Recently, a wave of a viral infection that typically spreads during the colder months of the year appeared among infants. Most of them were hospitalized after their parents complained about breathing problems and coughing. The virus of concern is the Respiratory Syncytial Virus (RSV) that can cause severe infections in infants and older adults.
Over the past year, the rate of spread of this infection slowed down due to the coronavirus pandemic. Most of the families spent their time indoors and avoided contact with others in the community. Meanwhile, many states began to ease coronavirus restrictions which led to a surge of the RSV.
Dr. Kate Dutkiewicz, the medical director from the Beacon Children’s Hospital, Indiana, said that this is the first time that she witnessed something like this virus wave. She recently treated two infants in the hospital suffering from this viral infection. According to Dr. Dutkiewicz, this infection never spreads in June or July and, this is the first time she saw this happening.
As the cases of RSV spread across the US, a new health advisory came forward from the US Centers for Disease Control and Prevention (CDC). Every year, this viral infection causes 2 million children to visit the doctor with 58,000 hospitalizations. Not only that, but the RSV virus is also responsible for nearly 500 deaths in the US every year.
This virus not only infects infants but the elderly as well. It can lead to severe pneumonia among people older than 65 years of age. Among these adults, RSV causes nearly 180,000 hospitalizations every year with 14,000 deaths. Mostly, these cases appear during fall and spring, in the colder months of the year.
Dr. Larry Kociolek, a specialist in infectious diseases at the Lurie Children’s Hospital Chicago said that this off-season surge of the virus appeared in Australia as well. Many experts speculated that this wave may hit the US any time soon. According to Kociolek, most infants contract the virus in the first year of their life. Often their older siblings are the carriers of the virus and transmit it to the younger children. In the past one a half years, the cases of RSV dropped dramatically. It means that there are numerous infants at the risk of contracting this virus now.
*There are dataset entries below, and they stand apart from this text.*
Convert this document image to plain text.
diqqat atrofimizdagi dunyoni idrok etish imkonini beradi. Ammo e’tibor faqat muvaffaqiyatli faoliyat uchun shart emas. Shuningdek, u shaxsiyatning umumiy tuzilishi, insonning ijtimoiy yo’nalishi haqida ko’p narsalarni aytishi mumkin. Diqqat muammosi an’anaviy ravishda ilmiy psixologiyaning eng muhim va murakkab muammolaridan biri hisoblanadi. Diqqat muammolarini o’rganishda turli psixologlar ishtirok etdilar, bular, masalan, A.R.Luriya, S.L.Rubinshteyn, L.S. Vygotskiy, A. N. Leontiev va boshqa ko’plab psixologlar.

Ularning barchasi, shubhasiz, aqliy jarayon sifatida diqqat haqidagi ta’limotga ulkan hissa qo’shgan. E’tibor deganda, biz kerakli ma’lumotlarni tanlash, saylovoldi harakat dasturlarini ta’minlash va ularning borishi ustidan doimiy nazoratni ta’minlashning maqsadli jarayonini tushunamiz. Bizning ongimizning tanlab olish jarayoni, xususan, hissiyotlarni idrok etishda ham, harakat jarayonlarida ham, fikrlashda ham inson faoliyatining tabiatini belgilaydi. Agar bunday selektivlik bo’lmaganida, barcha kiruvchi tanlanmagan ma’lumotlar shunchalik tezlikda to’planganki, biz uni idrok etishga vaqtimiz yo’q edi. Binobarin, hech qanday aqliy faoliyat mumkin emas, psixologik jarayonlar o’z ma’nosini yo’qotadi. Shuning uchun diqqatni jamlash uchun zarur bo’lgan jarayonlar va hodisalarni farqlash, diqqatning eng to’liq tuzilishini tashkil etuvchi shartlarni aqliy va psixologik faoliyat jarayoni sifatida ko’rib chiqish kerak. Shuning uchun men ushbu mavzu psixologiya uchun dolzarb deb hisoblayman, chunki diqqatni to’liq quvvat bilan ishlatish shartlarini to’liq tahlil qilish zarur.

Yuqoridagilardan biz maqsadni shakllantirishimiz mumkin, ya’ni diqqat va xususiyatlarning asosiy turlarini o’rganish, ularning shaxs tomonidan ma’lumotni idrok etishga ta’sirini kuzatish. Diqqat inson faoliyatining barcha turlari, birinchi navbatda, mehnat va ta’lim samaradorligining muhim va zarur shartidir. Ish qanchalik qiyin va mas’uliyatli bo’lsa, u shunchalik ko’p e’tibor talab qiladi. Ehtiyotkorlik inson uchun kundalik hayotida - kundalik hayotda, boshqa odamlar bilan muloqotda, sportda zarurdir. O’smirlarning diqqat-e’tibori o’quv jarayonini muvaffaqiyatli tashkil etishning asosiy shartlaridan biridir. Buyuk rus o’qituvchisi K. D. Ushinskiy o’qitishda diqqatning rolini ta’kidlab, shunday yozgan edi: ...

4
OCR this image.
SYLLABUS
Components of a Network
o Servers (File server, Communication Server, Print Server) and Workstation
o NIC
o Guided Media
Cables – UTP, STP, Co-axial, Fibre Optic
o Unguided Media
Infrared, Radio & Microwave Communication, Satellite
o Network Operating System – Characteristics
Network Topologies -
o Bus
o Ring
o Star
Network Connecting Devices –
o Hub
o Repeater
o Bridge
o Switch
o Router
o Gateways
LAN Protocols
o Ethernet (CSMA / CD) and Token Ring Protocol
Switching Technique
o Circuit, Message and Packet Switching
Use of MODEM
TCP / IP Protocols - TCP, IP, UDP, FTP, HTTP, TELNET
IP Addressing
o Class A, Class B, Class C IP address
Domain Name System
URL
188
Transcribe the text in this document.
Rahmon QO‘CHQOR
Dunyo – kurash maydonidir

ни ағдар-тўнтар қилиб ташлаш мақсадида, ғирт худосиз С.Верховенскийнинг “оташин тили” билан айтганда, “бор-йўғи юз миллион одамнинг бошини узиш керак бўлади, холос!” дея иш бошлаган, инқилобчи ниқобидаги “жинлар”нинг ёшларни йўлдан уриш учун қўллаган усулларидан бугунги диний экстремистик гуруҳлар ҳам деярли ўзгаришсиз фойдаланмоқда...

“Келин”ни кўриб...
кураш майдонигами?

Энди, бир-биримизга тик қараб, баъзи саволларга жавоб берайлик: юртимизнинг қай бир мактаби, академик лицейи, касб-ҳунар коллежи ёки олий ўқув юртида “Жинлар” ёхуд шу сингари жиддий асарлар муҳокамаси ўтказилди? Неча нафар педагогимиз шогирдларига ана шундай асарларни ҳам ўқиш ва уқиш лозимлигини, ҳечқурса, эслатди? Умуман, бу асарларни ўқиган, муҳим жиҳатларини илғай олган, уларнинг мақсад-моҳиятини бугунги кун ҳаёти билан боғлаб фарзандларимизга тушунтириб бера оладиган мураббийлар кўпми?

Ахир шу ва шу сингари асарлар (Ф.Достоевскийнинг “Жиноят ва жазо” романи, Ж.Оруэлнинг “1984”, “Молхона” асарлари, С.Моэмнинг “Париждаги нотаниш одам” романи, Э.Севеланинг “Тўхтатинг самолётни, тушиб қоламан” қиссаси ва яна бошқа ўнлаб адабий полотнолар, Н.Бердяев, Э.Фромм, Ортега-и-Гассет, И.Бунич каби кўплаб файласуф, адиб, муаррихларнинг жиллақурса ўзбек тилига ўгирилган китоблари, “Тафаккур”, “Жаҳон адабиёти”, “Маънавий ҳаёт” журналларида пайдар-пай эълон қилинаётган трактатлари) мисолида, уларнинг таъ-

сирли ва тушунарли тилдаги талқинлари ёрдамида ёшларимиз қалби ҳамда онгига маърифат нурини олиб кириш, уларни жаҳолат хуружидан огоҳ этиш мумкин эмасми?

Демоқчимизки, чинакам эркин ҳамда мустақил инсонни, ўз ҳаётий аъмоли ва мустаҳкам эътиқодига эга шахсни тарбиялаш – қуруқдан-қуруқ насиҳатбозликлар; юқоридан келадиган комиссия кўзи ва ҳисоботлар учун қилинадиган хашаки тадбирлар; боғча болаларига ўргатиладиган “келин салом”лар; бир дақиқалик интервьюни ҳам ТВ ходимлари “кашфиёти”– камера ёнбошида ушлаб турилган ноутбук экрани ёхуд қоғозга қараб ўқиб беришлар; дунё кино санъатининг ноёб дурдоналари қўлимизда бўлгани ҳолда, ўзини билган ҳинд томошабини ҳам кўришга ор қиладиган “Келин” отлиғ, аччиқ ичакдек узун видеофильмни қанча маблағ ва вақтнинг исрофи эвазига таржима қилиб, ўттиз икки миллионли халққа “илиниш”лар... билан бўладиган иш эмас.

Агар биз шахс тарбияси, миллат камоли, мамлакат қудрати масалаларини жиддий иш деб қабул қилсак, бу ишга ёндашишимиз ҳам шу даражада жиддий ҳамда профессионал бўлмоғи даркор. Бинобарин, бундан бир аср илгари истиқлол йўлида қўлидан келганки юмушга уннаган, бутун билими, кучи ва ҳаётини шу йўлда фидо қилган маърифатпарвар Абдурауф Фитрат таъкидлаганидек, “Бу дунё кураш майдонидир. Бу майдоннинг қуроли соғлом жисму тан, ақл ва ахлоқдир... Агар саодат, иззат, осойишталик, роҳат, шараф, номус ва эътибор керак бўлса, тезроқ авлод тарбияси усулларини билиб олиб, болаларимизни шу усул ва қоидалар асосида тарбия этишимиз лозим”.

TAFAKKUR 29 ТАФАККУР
Generally, the symptoms that appear in the infected infants include loss of appetite, fussiness, lethargy, and fever. They also experience shortness of breath, coughing, and wheezing. If the virus infects a premature baby or a newborn infant, it can cause bronchitis and the child may need hospitalization. Also, the baby may need a ventilator and oxygen supply to be able to breathe properly.
As of now, there is no approved treatment available for this viral disease. Most doctors recommend an antibody injection during or before the RSV season, usually the colder months. The appearance of the virus in the scorching heat of summer baffled many experts and doctors. One of the ways to avoid contracting this virus is to avoid crowds and keep your residence clean as much as possible.